Change the water in the vase every other day or so and add more flower food each time. Mix 2 tablespoons white vinegar and 2 tablespoons sugar per quart of water to make your own flower food.
If you notice a bloom is wilting, you can perk it up by sticking the bottom of the stem in boiling water for a few minutes before putting it back in cool water.
The Best Perennial Flowers for Texas Heat
Let’s say you want to add more perennial flowers to your landscape and you don’t necessarily care about their merits as cut flowers.

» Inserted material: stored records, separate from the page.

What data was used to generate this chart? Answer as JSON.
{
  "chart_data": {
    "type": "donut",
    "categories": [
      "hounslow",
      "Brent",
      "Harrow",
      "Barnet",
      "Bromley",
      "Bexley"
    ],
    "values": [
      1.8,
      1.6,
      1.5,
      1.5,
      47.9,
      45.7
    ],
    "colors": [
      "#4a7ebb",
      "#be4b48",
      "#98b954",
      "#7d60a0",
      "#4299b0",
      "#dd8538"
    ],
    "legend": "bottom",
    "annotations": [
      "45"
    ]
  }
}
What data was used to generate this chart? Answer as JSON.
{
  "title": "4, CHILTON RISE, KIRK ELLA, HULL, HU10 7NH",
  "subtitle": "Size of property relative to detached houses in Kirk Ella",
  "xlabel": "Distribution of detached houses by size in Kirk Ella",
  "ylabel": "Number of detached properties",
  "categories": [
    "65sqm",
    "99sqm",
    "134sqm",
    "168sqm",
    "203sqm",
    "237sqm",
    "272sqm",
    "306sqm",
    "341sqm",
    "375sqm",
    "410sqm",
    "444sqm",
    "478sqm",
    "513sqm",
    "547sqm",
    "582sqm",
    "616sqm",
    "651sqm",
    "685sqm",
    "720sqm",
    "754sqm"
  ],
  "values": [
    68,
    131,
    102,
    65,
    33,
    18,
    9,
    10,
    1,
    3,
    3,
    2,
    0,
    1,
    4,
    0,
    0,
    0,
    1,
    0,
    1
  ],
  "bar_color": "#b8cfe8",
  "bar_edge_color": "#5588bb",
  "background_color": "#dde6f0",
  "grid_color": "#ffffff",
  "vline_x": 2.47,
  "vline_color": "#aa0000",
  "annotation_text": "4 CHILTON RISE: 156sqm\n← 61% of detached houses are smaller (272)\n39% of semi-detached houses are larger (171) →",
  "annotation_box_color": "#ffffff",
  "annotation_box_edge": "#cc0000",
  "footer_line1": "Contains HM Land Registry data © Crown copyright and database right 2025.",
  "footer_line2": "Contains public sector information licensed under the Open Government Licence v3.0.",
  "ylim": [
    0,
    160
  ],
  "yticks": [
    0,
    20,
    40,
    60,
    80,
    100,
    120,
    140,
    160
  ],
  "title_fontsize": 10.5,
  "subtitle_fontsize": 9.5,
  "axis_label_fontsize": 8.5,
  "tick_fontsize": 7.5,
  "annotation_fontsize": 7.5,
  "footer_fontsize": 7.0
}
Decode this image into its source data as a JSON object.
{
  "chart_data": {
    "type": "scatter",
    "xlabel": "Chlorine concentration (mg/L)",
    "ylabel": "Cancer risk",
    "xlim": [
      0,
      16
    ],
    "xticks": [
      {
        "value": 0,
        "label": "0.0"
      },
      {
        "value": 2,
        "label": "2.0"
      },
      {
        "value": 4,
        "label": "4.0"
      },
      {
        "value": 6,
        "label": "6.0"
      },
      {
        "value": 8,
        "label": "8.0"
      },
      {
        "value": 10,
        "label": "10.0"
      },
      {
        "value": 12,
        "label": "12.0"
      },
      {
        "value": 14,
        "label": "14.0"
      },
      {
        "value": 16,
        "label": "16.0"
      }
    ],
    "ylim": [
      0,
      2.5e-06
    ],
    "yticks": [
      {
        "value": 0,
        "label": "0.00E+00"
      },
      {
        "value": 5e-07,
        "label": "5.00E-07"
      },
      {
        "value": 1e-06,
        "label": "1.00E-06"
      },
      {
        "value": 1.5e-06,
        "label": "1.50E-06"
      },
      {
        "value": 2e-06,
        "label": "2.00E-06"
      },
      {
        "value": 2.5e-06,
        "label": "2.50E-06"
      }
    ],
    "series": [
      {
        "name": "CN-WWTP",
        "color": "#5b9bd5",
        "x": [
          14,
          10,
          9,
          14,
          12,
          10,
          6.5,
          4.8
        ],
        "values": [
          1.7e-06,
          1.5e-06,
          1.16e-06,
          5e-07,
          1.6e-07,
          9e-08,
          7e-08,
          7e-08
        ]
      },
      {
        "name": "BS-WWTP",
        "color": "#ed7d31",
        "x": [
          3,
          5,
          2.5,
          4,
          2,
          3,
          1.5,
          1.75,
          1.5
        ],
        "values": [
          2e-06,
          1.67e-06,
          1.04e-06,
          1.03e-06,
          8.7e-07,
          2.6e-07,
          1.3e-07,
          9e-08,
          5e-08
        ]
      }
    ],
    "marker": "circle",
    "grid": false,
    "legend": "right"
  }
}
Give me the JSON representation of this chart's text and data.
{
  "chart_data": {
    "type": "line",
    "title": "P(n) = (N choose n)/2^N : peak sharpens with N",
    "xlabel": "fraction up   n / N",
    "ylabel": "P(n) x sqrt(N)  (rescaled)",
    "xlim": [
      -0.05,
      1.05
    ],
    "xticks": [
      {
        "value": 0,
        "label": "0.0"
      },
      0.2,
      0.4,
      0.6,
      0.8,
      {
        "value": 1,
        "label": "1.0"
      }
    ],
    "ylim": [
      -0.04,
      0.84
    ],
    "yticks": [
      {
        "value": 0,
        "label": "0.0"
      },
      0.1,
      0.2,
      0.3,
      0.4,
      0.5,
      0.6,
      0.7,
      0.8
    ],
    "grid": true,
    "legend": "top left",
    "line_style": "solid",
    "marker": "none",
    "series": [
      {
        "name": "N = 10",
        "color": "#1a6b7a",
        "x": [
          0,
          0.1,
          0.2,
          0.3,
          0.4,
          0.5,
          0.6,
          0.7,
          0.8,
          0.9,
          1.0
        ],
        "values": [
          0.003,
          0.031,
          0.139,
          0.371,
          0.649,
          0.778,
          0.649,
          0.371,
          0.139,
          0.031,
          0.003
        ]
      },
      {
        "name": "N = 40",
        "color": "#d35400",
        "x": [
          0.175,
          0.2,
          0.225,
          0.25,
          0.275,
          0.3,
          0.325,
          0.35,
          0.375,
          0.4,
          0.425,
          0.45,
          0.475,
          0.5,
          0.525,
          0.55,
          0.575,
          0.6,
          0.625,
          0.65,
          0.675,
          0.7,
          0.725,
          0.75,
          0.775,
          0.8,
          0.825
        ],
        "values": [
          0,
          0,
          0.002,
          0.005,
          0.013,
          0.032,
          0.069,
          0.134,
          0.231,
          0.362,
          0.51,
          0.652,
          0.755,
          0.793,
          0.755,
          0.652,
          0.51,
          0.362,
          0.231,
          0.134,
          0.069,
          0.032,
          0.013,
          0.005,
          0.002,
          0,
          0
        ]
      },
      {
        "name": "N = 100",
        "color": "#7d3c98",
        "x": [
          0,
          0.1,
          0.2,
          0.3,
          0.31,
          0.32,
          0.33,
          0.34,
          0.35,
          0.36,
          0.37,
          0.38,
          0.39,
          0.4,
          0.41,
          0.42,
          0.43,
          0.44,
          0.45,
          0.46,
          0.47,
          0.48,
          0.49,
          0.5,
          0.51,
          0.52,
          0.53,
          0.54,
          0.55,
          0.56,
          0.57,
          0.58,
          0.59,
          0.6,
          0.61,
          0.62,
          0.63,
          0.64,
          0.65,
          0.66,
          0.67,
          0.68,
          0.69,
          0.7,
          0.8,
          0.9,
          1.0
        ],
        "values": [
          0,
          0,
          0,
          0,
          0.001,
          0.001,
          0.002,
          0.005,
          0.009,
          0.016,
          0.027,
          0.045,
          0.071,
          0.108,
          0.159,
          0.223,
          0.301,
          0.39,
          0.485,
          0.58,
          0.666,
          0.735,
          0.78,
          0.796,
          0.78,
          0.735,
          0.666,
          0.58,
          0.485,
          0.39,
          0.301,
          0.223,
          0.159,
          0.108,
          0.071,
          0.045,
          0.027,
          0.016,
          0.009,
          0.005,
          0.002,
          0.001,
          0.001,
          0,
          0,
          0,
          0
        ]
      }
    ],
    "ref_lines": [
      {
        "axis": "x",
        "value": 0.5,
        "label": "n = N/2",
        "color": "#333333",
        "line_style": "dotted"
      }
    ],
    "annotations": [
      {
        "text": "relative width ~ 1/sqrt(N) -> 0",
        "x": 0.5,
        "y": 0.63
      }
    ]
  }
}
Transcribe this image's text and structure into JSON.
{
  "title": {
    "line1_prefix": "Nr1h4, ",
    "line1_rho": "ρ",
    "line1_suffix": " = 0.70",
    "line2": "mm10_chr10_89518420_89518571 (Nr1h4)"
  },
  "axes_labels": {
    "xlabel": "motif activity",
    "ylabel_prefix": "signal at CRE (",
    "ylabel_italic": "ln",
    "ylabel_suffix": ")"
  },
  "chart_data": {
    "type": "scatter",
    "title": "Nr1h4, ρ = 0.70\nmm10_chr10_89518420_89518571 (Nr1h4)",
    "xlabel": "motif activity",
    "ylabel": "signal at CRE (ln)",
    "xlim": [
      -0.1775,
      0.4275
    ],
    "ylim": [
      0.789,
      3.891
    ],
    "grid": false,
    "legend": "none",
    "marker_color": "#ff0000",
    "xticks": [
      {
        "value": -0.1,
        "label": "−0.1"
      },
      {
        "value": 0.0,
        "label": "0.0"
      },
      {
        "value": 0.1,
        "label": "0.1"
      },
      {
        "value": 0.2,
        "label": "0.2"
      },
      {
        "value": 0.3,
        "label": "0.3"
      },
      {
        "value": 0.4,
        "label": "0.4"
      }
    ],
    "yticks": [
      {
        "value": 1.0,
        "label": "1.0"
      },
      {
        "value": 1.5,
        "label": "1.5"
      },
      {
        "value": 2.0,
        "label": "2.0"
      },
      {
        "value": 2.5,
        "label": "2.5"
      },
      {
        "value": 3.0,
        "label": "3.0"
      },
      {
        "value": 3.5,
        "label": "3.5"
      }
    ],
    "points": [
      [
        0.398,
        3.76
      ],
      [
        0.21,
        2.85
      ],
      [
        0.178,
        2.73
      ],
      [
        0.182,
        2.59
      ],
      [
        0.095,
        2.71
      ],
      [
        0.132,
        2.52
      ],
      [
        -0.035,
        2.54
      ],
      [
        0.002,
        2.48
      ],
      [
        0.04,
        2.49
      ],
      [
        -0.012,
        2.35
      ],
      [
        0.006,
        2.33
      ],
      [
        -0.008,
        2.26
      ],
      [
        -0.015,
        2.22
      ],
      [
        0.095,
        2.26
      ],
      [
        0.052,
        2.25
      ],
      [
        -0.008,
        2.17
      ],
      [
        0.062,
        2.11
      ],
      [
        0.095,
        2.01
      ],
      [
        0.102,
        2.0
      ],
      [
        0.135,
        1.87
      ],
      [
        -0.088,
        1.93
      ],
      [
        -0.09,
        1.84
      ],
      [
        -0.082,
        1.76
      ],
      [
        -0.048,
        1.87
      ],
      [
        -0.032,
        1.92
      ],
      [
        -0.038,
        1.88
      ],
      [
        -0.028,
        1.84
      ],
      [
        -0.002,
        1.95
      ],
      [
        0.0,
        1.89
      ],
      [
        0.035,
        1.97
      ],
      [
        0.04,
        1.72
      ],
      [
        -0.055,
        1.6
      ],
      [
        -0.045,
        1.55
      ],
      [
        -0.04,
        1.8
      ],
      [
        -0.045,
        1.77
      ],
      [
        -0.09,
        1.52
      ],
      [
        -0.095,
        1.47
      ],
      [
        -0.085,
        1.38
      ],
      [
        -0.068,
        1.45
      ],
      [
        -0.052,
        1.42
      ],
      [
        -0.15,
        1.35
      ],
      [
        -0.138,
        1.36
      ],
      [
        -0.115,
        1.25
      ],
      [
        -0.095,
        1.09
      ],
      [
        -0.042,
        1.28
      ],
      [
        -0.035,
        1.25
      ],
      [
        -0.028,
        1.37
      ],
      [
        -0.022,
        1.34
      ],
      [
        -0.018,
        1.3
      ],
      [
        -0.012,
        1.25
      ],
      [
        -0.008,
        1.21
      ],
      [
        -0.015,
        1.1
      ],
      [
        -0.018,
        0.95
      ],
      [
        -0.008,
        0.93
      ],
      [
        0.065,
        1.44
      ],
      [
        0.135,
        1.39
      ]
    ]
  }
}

You just want them to look beautiful in your beds.
Here are a few great options that thrive during our hot summers:
- Texas lantana
- Texas sage (an evergreen shrub that produces beautiful pinkish-purple blooms)
- cape plumbago
- pentas (will need to overwinter indoors)
Most of the flowers I listed for cut flowers will also continue to bloom and thrive even into our hottest months, especially if they’re well-established in your landscape already. The exception, as I noted, is calendula, which really prefers cooler weather.
Strawflowers, mealy sage, and echinacea in particular never seem to be bothered by heat.
When in doubt, look for plants that are native to our area, like Texas lantana. Native plants need less water and care than plants from other parts of the world. They’re built Texas tough.
I hope you’re inspired to fill your yards (or balconies) with color. Choosing plants with blooms you can bring indoors as cut flowers is just a bonus!